Clearly the additional references do put Metapath2vec into good use. Its a many to many ML relationship. Most catagorization/classification particularly in deep learning is many to one. So thats the good thing about the technique you are using, you've 25 catagories, which is quite large for machine learning(ML) and large for deep learning. The technique appears to be half way between supervised and unsupervised learning. The random walk establishes a zone (circle) of catagorisation.
The situation where it would work in NLP (natural language processing) is for example a spell checker, where you have one correct word and loads of possible typos, some of which you not observed in training. So what will happen is the random walk will pick up the local vacinity around the 'correct spelling' by the vectorization (converting a word into numbers) of the incorrect spelling will land it close to 'true spelling' in a 2D vectorization plot. The training following the random walk says 'yep you belong with me'.
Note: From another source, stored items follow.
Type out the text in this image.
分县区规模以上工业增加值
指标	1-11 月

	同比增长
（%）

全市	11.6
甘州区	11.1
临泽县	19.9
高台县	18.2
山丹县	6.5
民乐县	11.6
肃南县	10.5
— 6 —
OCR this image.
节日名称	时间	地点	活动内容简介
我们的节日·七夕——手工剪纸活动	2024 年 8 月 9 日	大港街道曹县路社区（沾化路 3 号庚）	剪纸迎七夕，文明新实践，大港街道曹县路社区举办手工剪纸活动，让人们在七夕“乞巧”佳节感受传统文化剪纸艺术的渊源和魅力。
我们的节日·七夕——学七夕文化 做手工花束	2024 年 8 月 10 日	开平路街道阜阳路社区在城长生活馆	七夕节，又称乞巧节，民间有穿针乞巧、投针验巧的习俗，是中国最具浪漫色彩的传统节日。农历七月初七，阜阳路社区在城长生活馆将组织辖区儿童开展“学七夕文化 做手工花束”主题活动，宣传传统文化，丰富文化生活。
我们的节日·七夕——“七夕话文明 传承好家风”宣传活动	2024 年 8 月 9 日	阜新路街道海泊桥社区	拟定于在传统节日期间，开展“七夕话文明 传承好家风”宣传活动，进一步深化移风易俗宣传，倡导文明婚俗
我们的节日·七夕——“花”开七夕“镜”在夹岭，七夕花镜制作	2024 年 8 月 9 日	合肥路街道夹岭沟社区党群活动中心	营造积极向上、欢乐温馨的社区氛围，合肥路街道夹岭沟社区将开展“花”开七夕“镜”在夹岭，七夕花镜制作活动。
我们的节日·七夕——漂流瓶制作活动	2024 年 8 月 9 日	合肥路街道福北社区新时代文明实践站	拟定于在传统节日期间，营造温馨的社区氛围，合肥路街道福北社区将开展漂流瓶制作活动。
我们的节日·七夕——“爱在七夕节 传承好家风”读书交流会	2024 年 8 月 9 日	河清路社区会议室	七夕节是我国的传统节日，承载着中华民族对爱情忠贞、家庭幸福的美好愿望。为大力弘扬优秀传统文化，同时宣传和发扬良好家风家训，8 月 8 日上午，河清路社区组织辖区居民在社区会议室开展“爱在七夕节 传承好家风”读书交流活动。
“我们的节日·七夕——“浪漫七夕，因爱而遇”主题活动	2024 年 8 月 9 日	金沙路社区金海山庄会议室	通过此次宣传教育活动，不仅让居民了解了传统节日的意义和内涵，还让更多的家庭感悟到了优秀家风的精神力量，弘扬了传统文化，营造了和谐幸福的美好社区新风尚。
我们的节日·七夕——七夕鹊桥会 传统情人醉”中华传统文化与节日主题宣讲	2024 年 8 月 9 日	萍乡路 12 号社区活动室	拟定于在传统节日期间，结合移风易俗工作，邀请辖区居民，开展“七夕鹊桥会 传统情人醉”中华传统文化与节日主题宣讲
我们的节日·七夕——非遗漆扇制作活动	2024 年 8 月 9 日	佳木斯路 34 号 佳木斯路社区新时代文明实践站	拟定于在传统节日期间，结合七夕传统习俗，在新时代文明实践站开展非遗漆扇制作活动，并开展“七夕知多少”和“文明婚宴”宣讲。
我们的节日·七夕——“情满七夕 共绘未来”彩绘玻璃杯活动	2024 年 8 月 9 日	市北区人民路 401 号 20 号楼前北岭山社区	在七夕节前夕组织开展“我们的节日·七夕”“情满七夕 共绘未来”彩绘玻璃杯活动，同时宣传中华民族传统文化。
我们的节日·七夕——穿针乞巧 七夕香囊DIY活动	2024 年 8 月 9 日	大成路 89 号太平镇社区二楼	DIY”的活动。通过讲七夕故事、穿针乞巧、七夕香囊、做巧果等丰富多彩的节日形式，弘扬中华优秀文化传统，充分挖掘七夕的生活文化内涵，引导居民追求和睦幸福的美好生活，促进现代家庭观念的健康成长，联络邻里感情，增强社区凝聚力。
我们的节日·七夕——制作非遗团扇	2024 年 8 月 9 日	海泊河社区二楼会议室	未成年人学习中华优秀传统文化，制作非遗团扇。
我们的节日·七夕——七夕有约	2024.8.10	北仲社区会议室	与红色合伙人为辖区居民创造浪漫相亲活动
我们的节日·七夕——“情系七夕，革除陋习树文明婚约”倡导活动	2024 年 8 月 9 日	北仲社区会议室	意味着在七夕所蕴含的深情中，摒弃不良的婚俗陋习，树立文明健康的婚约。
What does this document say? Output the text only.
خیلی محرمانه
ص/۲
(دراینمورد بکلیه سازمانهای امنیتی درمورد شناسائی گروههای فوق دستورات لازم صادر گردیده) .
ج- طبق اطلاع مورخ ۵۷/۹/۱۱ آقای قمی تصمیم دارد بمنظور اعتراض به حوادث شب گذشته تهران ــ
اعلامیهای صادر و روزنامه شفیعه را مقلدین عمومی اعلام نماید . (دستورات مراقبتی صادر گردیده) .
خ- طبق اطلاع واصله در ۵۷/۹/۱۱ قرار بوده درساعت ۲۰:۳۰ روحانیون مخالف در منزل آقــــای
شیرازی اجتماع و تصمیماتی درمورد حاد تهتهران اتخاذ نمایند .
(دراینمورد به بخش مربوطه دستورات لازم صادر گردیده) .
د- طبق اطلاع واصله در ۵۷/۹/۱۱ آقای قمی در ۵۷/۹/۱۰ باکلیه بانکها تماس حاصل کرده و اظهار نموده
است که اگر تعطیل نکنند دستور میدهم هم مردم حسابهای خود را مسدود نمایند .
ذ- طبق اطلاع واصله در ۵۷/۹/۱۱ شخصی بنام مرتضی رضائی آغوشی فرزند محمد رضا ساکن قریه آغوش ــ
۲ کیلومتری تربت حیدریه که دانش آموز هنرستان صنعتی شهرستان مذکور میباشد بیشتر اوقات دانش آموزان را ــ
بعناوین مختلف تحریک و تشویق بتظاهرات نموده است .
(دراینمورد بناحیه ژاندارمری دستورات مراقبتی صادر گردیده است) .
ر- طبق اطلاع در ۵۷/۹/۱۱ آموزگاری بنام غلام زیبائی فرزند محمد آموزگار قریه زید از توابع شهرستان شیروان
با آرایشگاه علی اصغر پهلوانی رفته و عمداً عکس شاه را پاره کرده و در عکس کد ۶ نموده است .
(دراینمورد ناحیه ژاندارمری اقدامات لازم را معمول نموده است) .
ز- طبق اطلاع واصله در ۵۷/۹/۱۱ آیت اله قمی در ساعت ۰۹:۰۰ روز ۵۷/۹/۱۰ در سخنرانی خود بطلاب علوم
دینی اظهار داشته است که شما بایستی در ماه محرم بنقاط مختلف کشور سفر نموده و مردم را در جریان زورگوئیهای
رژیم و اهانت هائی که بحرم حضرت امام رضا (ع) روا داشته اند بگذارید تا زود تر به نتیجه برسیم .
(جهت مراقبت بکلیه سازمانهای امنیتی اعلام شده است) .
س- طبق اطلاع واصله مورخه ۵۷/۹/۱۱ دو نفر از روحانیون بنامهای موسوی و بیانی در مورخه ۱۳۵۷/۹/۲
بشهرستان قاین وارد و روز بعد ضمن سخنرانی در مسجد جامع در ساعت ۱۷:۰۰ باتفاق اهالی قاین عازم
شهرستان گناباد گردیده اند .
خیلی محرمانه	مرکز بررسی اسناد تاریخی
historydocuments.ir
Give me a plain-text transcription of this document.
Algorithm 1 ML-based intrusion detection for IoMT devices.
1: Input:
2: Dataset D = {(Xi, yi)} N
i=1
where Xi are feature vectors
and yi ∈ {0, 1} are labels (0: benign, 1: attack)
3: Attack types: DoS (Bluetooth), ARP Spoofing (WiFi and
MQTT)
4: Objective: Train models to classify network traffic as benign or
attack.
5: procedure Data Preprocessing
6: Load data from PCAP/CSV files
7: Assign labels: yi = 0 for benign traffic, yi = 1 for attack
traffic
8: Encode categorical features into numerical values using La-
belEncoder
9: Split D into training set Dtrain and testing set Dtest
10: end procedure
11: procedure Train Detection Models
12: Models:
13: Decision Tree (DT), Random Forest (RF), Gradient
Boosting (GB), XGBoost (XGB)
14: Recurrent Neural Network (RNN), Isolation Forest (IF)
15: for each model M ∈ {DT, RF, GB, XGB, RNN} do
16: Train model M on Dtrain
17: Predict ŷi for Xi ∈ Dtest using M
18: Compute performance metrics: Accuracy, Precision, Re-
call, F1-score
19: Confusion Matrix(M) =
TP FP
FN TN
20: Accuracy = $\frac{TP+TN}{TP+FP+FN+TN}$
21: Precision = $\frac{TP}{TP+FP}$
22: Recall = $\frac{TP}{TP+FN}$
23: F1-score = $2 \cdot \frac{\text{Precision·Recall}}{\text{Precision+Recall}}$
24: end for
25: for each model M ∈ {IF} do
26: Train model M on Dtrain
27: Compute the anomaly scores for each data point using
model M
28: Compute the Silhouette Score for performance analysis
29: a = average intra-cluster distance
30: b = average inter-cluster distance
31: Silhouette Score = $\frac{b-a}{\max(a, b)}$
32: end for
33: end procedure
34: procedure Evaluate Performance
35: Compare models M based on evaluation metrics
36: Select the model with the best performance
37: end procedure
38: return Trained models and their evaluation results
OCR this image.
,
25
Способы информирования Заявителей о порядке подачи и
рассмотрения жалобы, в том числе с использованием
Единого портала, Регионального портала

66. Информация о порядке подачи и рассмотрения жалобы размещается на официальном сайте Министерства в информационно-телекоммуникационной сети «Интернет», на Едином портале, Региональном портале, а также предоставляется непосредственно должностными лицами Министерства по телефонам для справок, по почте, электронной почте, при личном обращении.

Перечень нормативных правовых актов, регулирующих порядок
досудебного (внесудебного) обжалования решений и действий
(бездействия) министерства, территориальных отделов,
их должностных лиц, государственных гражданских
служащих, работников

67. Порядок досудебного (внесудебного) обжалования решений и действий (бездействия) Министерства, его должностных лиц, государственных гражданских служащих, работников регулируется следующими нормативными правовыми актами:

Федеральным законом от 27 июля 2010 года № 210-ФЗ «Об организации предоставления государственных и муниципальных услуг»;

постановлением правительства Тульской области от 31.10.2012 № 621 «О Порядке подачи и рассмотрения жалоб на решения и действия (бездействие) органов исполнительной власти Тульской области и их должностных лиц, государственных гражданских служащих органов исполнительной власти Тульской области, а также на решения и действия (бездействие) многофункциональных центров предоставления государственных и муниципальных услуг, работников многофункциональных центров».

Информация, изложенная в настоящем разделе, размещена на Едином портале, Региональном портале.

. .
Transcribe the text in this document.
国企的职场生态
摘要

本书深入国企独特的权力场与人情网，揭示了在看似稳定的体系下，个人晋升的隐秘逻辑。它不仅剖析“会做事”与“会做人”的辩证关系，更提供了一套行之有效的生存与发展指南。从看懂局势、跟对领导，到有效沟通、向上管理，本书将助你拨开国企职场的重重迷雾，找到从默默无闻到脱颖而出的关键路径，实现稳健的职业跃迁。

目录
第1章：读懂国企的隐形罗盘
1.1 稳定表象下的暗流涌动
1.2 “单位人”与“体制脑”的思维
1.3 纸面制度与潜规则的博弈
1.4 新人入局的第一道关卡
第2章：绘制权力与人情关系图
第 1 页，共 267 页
The papers given talk about being able to identify the context of a word within a sentence which is a very NLP thing, one vectorisation being 'bags of words'. So here the sentence represents one of many categories of information, i.e. each is the central node within the graph, the vectorisation of the sentence places of meaning closer to one 'hub' than another and again the local vacinity is identified by the random walk. In training this 'random walk vacinity' is identified, so it will algorithmically recreate the 'random walk locality' so that sentences that have not been trained can have their meaning identified.
The central theory of deep learning, which not quite true of other ML, is any algorithm can be recreated through training. So like it will sort of recreate a 'random walk zone'
Difference with drug discovery
The papers you have map drugs to genes, but it means you have to have a "true drug to gene" relationship. The problem I see here is what is 'true' for a drug-protein interaction? With a spell-checker there is one 'true spelling', with a sentence there is pretty much one 'type of meaning', like a movie was great, average, terrible based on a ratings score and stuff like gender classification. If its not 'true' the random walk will get it wrong. So its a big assumption. If you have a circle and pick a point on the edge of the circle then try and draw a circle around the original circle, you can't unless the circle is so large it risks including stuff that is not part of the original circle. The problem the papers is how do they know what is the 'centre' of the circle? Its an a priori assumption and you need really good biological rationale.
With your stuff I agree its easier because adverse drug reaction, some drugs could be fatal or toxic (traditional cancer drugs or parasite drugs), so you'd pick the worst case adverse reaction. That then centres the definition around which everything else is relative. If however your 'true catagory' turned out to be an outlier its not going to work, because the random walk only works if its starts bang in the centre of the 'catagory'. Random walks form spheres, in case you are not aware. I can see this working as an advanced 'unsupervised learning' technique.
One very real advantage is if a drug doesn't have an adverse reaction it MIGHT (I'm guessing) not give a result, in which case you are good to go - that a good drug. If that is what happened that would be amazing because its not how ML, or particularly DL works. Traditional ML/DL will force a classification even if it doesn't fit. There are methods to accept some sort of "half-classification" but I don't know how to do it. This is one of the reaons you need lots of things to train.
I am assuming that vectorisation of your drug is fine because there is a huge history of this in drug-discovery going right back to the origins of the field.
So yeah I get the idea, I see the flaws and the advantages. The final issue is that most ML requires pretty large data sets and DL require huge data sets and when you've got 25 catagories. For DL approaches the data set size might need to be huge unless you can do 'transfer learning' (backing your training onto a pre-trained model). If your method resulted in a zero classification i.e. "doesn't fit anything I've got" - that would be cool and that is the key advantage I can see in the 'random walk' approach which is not available using traditional methods.
As long as you are aware, you do not have to use this algorithm to get a classification. This final point what appears missing in the papers is using a 'traditional' method by comparison. The ML before deep learning, stuff like random forests, routinely takes loads of catagories. If you are using a non-deep learning ML you would traditional use several different approaches to justify your result.
My answer is a bit rambly but I think you'll get the gist. Peronally I would complement with a standard ML, but all methods have their flaws. Deep learning (DL) has a big history in drug discovery (alot of work was done via Tensorflow), but I'm not sure you've data set size for this.